A wrinkle in time: how one 30-something learned to stop obsessing over her first dermo-crease

Shape, Feb, 2005 by Lisa B. Samalonis

I always swore I would embrace the procession of time and the wisdom that came with it. I would age gracefully just as my mother and grandmother have. A frozen face was not for me--the down-to-earth girl with naturally curly hair, no makeup, bare feet and ample opinions.

Then I discovered my first dermo-crease a month before my 34th birthday.

At first, I thought it was a wrinkle right smack where my smile should have stretched, but I found out from the beauty experts at the makeup counter that it was in fact a dermo-crease, a precursor to the dreaded wrinkle.

So, I did what any self-respecting 30-something would do: I plunked down my plastic for the latest scientifically enhanced, moisturizing, anti-wrinkle, dermo-crease-ceasing cure-all. While signing the credit slip, my hand trembled slightly at the notion that I had somehow purchased what Ponce de Leon had long sought. (Hmmm ... or maybe it shook due to the $68 price tag?)

One week later, after having moisturized religiously, my fingers slipped over smooth, supple skin. The line--the dermo-crease--had disappeared.

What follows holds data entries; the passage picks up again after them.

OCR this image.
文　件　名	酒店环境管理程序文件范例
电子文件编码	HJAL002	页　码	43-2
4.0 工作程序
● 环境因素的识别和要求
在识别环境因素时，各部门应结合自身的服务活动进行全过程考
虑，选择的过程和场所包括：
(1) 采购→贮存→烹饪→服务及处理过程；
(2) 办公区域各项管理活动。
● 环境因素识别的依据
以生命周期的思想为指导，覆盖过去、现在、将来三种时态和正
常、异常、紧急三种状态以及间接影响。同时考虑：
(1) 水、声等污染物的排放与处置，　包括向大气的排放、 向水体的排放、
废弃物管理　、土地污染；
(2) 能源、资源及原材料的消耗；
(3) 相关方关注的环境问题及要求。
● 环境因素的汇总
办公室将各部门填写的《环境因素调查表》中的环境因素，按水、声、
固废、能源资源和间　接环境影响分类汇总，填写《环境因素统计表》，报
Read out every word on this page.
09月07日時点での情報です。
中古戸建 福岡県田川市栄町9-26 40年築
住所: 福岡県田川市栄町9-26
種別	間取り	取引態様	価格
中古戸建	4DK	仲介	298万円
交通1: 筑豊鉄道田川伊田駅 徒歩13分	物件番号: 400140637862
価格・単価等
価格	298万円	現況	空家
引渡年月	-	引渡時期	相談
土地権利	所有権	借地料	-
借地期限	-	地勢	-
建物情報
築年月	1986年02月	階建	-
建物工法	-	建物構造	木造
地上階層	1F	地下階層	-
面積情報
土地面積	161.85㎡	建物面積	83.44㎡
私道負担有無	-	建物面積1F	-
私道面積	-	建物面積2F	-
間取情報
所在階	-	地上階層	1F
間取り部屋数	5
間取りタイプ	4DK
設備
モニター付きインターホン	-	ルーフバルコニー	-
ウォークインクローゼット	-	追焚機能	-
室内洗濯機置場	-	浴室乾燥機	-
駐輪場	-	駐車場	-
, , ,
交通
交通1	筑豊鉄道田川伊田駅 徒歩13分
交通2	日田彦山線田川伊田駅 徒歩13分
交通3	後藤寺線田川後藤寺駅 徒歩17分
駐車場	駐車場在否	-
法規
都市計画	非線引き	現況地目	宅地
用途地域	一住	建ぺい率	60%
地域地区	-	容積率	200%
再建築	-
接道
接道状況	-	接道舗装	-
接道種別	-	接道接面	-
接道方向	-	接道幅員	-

Or at least I thought it had.

Was it really there at all? I asked myself. Or was I just being vain on a navel-gazing day? I was definitely obsessed that first afternoon of discovery, traveling to the mirror again and again, pressing the pad of my fingertip against my face. Maybe my skin had really only been in need of plain old night cream. Or maybe I just needed to drink more water.

And who cares if it was a wrinkle, I thought as time went on. I am, after all, fit and firm, having lost 35 pounds thanks to a healthful diet and consistent exercise. My BMI is a boffo 22, and I am managing to maintain my weight loss. I get more toned with each trek on the treadmill, each walk around the block, each set of biceps curls. Better still, my newly improved lifestyle gives me excess energy when I climb the stairs or run after my two little boys. I am married to a good man, working in my chosen profession and living close to my extended family. These are the really important things, no?

So what if one damned dermo-crease decided to take up residence on my face? It is no cause for me to reach for the Retin-A or dash to the dermatologist for a blast of Botox. These measures may work for others (and more power to them!) but I promised myself they wouldn't be for me.

Deep down I know that my life is more substantial than one laugh line. Since my children were born, I have laughed more over little things than I ever thought possible, and I plan to continue. I, the type-A woman who once constructed elaborate five- and 10-year plans, am finally learning to live in the moment, taking life one wrinkle at a time.

But I'll keep chugging water and applying night cream--just in case.

Lisa B. Samalonis applies copious amounts of face cream in Gloucester Township, N.J.